Casey stopped walking. “My sister isn’t going to help with the play.”
“You mean Jack’s girl?”
“That’s Gizzy, and she doesn’t belong to Jack or to any other man. It’s Stacy.”
“Blonde, very pretty? Interior designer?”
“When did you meet her?”
“I didn’t. My sister knows her and has spent the last several months trying to fix me up with her.” There was a wooden bench nearby and Tate motioned to it. “Sit down and tell me what’s going on.”
Casey sat. “You’re too late. Stace is falling in love with some guy in D.C. and she’s staying there. She’s turned over the costumes to her mother and she wants me to look after the props. And absolutely worse, I don’t think she’s told Kit about any of this.”
“You’re afraid of him?” Tate sat down at the far end of the bench.
“Not like you mean.
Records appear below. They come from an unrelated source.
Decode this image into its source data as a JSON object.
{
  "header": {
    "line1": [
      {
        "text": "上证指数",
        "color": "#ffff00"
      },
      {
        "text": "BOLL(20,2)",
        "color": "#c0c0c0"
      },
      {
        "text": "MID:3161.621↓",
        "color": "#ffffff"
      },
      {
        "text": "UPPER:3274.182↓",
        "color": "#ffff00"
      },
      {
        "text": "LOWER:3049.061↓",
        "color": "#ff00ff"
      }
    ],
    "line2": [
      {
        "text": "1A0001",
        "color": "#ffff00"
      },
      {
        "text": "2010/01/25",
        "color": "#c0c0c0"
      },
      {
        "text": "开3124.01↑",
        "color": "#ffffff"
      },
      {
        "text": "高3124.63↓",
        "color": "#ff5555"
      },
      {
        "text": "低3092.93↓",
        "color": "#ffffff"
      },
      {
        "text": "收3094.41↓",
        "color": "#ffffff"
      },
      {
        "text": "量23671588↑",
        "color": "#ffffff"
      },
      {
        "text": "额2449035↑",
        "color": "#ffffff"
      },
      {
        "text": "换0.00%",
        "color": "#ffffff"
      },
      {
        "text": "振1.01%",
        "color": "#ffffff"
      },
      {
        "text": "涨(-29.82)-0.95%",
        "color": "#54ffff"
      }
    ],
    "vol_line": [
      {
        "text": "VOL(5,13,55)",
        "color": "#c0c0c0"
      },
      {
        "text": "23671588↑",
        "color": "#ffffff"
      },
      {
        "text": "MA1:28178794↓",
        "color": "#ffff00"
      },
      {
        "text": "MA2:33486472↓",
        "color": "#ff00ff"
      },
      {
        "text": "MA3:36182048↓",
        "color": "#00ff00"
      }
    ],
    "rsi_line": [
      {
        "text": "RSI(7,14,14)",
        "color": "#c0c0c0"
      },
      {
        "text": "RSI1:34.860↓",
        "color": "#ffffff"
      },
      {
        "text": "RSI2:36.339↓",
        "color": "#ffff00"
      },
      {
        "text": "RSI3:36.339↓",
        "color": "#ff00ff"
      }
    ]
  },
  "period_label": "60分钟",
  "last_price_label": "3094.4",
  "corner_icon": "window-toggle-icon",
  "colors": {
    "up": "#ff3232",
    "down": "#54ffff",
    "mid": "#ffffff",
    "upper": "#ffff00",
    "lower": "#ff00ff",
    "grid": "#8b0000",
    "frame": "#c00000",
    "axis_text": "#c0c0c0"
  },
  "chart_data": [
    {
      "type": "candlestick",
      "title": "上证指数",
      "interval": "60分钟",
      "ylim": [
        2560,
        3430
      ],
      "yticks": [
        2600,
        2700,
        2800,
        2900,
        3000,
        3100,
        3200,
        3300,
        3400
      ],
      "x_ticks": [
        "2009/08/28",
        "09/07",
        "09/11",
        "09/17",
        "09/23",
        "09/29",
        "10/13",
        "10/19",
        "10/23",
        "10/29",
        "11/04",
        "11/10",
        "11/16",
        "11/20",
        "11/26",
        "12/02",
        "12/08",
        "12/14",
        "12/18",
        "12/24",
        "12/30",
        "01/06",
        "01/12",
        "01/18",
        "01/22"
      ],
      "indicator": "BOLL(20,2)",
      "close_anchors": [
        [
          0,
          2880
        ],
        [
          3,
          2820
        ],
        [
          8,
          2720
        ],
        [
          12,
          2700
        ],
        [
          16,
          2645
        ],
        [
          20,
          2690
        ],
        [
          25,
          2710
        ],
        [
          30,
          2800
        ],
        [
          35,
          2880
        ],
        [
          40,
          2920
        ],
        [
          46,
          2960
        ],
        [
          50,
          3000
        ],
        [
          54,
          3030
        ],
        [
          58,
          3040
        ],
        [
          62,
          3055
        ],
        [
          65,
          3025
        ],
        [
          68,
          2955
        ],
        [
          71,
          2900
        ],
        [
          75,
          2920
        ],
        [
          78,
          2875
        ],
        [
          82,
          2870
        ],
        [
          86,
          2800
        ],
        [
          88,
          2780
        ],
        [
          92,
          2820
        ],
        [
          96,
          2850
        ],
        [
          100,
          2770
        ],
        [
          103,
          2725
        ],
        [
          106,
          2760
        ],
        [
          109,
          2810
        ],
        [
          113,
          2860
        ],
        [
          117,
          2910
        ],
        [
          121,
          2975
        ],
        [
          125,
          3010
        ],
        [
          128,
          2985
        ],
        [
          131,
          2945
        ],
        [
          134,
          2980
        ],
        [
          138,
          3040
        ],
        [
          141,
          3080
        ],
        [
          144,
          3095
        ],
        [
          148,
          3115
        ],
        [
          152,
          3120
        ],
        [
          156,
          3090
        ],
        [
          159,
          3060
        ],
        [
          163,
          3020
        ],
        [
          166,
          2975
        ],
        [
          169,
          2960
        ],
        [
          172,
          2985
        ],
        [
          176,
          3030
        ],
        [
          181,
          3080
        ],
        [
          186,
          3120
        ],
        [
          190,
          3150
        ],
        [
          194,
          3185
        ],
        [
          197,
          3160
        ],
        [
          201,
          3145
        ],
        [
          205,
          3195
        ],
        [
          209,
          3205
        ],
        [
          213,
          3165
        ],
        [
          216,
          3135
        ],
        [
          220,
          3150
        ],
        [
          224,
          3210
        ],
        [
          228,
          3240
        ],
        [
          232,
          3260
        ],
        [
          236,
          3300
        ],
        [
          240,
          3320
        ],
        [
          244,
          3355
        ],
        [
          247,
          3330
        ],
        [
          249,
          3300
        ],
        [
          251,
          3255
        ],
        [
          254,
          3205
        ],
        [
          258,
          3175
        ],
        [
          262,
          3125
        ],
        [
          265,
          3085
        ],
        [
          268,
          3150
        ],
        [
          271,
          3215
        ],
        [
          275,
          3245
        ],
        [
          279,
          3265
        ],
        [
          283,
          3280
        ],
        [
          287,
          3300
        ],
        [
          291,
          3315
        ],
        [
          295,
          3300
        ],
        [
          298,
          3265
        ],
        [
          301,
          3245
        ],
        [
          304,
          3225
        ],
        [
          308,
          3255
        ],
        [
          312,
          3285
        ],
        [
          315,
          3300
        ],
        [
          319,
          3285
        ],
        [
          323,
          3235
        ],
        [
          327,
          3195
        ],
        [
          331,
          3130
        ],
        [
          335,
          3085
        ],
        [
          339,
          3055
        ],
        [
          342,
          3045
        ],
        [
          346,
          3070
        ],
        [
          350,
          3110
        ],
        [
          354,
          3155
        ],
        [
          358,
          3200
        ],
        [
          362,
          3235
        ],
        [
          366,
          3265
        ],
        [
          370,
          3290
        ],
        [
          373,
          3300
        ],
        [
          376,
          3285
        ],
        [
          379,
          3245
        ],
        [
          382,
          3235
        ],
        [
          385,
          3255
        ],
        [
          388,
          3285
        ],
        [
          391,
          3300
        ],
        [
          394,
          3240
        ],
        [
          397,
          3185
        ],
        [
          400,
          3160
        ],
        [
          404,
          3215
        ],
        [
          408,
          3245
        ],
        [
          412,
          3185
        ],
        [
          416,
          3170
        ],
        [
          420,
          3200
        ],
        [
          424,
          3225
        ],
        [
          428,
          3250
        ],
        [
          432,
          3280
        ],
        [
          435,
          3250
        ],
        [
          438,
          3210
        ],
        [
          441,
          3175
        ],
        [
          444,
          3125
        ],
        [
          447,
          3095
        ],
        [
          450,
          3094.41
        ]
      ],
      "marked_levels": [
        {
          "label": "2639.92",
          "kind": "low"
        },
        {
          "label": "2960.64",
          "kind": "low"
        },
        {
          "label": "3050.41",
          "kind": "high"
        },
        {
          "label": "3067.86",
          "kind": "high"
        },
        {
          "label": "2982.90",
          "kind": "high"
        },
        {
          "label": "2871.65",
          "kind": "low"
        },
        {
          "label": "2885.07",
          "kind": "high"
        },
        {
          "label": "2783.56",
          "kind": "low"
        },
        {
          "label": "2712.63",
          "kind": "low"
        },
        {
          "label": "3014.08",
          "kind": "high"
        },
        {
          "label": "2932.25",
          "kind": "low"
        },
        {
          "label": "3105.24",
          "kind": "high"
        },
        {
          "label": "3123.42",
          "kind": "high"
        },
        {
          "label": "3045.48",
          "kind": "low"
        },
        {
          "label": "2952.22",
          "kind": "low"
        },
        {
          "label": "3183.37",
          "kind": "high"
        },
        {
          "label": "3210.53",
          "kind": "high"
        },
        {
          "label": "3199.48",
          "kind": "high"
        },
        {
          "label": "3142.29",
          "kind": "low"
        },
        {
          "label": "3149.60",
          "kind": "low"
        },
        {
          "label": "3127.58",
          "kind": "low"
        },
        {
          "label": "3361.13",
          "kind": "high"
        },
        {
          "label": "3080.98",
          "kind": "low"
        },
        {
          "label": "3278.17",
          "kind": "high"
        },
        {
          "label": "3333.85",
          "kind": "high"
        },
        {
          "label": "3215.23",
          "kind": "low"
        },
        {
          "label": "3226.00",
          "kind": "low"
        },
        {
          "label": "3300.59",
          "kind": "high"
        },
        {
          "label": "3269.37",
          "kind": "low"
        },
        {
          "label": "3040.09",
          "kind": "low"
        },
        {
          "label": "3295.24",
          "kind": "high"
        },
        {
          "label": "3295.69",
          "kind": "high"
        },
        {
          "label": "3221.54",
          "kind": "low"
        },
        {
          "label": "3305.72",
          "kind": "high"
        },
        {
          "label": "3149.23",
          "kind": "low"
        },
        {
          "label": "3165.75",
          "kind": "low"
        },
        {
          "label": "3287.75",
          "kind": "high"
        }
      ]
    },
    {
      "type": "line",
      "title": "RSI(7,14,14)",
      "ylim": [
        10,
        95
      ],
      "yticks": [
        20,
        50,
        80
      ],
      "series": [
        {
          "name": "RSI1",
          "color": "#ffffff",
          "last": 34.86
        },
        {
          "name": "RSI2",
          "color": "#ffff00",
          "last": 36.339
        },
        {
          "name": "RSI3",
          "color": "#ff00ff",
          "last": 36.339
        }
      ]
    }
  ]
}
He’s a great guy, but this is too much—for him and me. Cooking, acting, props. I didn’t even get breakfast this morning.”
Tate reached into his pocket and withdrew a fat bar in a wrapper that proclaimed it was all protein and gave a person limitless energy.
Casey took it, tore off the paper, and bit into it. “I hope you know that these things are mainly sugar and very bad for you. They’re downright lethal.”
“Sounds like what my publicist says about me.”
Casey couldn’t help a laugh, and that made her relax a bit. “Kit is going to be one unhappy director because he really likes Stacy. They worked together in D.C. and here in the Big House. He even introduced her to his son in D.C.”
“That she’s staying to be with Kit’s son should make him happy.”